Neither of these explanations is entirely convincing, and the implications
for surface temperatures on the early Earth are not discussed. A possible
explanation that does not contradict the evidence for a cool early Earth
is that the diamond was introduced to the zircon not as diamond, but as
graphite precipitated into fractures and other imperfections in the zircon
grains. De Corte et al, for example, have studied microdiamond inclusions
in zircon from rocks subjected to ultra-high pressure in the Kokchetav
Massif in northern Kazakhstan. They concluded that the original carbon
that the diamonds were formed from was precipitated through the reaction
of carbon dioxide with a reduced carbon phase such as methane.
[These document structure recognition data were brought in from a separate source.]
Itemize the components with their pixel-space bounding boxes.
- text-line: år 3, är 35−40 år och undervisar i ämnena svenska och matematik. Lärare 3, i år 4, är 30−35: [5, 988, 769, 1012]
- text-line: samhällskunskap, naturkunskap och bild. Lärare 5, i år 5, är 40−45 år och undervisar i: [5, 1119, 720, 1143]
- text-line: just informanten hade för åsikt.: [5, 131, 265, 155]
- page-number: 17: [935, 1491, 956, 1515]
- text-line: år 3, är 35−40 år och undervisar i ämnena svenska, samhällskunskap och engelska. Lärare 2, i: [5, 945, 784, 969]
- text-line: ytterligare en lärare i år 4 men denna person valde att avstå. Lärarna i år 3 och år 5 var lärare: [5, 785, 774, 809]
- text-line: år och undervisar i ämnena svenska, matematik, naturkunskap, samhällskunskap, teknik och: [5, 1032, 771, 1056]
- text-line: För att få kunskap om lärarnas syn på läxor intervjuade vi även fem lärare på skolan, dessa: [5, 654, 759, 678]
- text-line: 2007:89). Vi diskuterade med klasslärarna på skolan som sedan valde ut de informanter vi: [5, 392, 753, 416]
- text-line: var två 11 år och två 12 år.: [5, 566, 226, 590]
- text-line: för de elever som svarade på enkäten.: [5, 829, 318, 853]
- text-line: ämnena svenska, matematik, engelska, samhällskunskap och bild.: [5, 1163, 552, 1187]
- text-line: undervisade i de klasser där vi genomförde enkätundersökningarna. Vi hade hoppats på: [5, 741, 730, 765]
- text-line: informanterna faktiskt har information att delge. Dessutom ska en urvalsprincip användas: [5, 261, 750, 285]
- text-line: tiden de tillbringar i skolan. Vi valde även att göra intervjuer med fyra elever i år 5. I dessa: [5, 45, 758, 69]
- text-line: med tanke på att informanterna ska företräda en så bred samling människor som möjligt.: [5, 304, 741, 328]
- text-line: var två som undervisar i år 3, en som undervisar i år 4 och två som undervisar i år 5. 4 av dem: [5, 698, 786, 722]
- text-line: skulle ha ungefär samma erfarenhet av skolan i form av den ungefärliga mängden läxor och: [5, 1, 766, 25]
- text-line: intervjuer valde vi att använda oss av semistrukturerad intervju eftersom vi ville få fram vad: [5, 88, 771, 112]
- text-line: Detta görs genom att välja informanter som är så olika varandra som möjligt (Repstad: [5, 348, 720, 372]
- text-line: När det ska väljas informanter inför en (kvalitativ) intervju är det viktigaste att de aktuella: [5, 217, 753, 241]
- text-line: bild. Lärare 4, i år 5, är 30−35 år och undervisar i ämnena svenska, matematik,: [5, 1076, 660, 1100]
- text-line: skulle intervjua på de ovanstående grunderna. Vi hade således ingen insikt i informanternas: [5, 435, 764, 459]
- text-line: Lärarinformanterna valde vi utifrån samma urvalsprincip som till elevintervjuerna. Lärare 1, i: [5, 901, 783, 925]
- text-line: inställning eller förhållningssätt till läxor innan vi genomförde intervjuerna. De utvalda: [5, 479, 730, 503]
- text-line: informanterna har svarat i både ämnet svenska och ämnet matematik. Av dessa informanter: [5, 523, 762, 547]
One can conceive of a process in which a segment of early crust containing
zircon from low-pressure igneous rocks of different ages became
impregnated with carbon-rich fluids, possibly produced by reactions
involving an atmosphere enriched in carbon monoxide, carbon dioxide and
methane. Rapid deep burial of those rocks by subduction (horizontal
tectonics), sagduction (vertical tectonics) or mantle overturn could then
have formed diamond in zircon of various ages during a single event,
possibly without changing the zircons' chemical and isotopic compositions.
During subsequent uplift, metastable diamond trapped in zircon grains
could have been preserved, with some partly reverting to graphite — as
indeed is observed.
Whether the diamond was indeed produced by such a relatively rapid
process, or was of long-lived mantle origin, could be tested by examining
its carbon isotopic composition and whether nitrogen is present as single
nitrogen atoms (indicating little time spent in the mantle at relatively
low temperatures) or nitrogen pairs and tetrahedra (long residence time at
relatively high temperatures). Such tests will be needed to further the
lively debate on whether the early Earth was hot, or not.